Dalam Surat asy-Syu'ara', ulasan mengenai penyair ada di bagian akhir (4 ayat terakhir dari Surat asy-Syu'ara').
224. Dan penyair-penyair itu diikuti oleh orang-orang yang sesat.
225. Tidakkah kamu melihat bahwasanya mereka mengembara di tiap- tiap lembah *)
226. Dan bahwasanya mereka suka mengatakan apa yang mereka sendiri tidak mengerjakan(nya)?
227. Kecuali (para penyair) yang beriman, beramal saleh, banyak mengingat Allah, dan bangkit membela (kebenaran) setelah terzalimi. Dan orang-orang yang zalim kelak akan mengetahui ke mana mereka akan kembali.
(Asy-Syu’araa: 224-227)
*Yang dimaksud dengan ayat 225 ini ialah bahwa sebagian penyair-penyair itu suka mempermainkan kata-kata dan tidak mempunyai tujuan yang baik yang tertentu dan tidak punya pendirian.
Asbabun Nuzul
Diriwayatkan oleh Ibnu Jarir dan Ibnu Abi Hatim, dari al-‘Aufi, yang bersumber dari Ibnu ‘Abbas.

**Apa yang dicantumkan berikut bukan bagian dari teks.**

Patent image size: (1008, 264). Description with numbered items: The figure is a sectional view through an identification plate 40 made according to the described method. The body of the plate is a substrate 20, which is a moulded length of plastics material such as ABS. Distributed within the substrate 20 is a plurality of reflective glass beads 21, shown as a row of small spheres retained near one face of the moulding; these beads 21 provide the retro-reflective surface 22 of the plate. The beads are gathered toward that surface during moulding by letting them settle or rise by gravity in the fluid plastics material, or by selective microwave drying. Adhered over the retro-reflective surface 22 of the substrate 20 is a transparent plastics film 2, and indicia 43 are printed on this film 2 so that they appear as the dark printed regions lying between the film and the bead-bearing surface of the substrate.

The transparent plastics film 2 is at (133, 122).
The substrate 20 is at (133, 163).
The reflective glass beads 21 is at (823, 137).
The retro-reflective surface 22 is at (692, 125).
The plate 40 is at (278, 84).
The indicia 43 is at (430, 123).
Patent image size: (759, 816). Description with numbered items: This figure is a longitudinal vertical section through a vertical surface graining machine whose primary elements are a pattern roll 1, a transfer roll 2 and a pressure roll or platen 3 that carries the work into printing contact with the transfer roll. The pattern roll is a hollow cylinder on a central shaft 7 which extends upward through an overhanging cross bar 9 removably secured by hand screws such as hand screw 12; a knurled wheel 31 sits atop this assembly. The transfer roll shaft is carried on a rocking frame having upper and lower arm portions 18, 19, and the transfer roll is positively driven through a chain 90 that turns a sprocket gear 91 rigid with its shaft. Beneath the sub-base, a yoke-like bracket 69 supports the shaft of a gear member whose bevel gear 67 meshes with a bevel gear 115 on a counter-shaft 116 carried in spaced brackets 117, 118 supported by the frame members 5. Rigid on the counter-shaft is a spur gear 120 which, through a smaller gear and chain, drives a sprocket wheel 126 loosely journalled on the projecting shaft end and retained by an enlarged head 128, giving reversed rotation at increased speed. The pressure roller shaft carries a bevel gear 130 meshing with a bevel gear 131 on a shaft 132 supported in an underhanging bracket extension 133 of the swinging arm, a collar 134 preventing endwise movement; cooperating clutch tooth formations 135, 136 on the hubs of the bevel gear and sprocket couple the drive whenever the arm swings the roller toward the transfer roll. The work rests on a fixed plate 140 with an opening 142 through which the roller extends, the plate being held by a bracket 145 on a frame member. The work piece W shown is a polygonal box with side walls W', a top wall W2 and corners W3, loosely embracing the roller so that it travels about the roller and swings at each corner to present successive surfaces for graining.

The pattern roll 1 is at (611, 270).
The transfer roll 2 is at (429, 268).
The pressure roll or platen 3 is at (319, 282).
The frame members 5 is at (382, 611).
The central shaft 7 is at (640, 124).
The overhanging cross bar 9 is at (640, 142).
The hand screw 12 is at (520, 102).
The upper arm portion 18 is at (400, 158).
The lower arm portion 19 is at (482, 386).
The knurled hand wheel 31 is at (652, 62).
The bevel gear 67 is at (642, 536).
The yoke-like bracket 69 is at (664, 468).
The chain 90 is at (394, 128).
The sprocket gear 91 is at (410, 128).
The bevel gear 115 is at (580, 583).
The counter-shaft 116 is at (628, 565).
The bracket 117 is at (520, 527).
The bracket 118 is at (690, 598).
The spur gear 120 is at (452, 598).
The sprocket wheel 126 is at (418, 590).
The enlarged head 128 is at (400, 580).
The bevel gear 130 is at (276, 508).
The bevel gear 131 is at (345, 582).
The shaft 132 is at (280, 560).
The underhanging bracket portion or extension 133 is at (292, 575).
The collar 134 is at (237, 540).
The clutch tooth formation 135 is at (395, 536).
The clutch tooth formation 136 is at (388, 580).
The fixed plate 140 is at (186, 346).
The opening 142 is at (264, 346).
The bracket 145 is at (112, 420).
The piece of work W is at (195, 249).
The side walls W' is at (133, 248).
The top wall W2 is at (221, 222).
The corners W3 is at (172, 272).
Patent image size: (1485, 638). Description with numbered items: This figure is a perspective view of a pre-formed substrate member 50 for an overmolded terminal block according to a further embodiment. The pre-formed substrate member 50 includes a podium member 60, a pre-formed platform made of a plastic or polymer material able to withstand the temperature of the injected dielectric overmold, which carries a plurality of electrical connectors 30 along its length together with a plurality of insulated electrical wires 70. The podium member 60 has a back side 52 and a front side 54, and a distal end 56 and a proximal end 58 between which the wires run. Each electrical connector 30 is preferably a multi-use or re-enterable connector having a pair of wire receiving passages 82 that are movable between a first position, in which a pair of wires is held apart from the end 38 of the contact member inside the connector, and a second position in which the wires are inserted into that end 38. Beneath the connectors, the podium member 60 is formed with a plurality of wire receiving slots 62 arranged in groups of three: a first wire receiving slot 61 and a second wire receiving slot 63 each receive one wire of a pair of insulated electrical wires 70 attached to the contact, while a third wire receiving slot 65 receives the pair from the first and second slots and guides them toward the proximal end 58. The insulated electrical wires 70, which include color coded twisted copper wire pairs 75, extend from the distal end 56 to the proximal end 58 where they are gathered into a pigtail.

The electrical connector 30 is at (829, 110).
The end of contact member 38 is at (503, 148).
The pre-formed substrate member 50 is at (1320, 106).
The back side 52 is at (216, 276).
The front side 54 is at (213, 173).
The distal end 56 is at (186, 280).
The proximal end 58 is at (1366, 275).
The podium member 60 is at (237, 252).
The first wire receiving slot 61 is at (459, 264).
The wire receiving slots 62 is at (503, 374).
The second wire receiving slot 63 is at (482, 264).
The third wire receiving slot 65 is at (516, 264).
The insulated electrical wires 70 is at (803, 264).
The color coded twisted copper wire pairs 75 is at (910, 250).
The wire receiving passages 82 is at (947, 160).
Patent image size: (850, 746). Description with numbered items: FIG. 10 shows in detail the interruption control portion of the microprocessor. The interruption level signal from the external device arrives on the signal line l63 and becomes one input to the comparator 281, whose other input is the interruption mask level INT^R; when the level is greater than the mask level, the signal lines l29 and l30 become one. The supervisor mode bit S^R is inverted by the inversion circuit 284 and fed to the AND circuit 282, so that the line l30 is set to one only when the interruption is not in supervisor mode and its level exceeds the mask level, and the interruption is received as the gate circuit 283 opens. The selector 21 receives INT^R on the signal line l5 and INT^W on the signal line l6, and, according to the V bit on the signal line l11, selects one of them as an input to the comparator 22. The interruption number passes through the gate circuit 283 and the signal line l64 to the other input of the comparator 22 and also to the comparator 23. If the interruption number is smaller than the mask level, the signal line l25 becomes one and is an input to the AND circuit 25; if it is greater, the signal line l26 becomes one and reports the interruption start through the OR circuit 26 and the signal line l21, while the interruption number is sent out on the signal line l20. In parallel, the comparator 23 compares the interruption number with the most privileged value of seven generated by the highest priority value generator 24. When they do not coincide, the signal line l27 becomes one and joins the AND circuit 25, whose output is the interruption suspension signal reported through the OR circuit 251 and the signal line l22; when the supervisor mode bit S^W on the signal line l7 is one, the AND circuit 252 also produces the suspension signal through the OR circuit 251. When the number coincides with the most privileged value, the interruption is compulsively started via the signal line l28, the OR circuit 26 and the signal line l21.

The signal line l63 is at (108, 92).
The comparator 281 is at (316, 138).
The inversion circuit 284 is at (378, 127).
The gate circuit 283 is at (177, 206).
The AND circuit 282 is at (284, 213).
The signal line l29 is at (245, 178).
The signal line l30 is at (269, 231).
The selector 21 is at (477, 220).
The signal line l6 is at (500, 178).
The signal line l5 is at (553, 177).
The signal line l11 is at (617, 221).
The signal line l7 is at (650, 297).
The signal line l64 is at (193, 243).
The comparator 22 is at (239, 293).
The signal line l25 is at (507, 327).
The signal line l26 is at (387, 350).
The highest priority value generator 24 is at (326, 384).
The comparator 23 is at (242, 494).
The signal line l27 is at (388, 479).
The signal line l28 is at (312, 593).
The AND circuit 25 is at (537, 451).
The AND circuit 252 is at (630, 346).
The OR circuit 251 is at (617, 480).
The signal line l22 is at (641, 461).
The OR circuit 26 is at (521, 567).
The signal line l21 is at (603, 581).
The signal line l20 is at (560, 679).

Diriwayatkan pula oleh Ibnu Abi Hatim yang bersumber dari ‘Ikrimah, bahwa pada zaman Rasulullah SAW pernah ada dua orang laki-laki (ahli syair) dari gololngan Anshar dan golongan lainnya yang saling mengejek dengan syair. Masing-masing mempunyai pengikut orang-orang sesat dan bodoh. Ayat ini (Asy-Syu’araa: 224-226) turun berkenaan dengan peristiwa tersebut.
Diriwayatkan oleh Ibnu Jarir yang bersumber dari ‘Urwah. Bahwa ketika turun ayat "wasy syu’araa-u yattabi’uhul ghaawuun" (dan penyair-penyair itu diikuti oleh orang-orang yang sesat) sampai maa laa yaf’aluun.. (…apa yang mereka sendiri tidak mengerjakan [nya]) (Asy-Syu’araa: 224-226), ‘Abdullah bin Rawahah (seorang Sahabat Nabi yang penyair) berkata: “Allah benar-benar mengetahui bahwa salah seorang dari mereka itu adalah aku.” Maka Allah menurunkan ayat selanjutnya (Asy-Syu’araa: 227) yang mengecualikan ahli syair yang beriman kepada Allah.
Diriwayatkan oleh Ibnu Jarir dan al-Hakim yang bersumber dari Abu Hasan al-Barrad bahwa ketika turun ayat, wasy syu’araa-u.. (dan penyair-penyair itu…) sampai akhir ayat (Asy-Syu’araa: 224-226), ‘Abdullah bin Rawahah, Ka’b bin Malik dan Hasan bin Tsabit (para Sahabat Nabi yang merupakan penyair) menghadap Rasulullah SAW dan berkata: “Wahai Rasulullah. Demi Allah, Allah telah menurunkan ayat ini, dan mengetahui bahwa kami ini para penyair, karena itu pastilah kami celaka.” Maka Allah menurunkan ayat selanjutnya (Asy-Syu’araa: 227) sehingga Rasulullah memanggil mereka kembali dan membacakan ayat tersebut, yang mengecualikan mereka dari orang-orang yang celaka.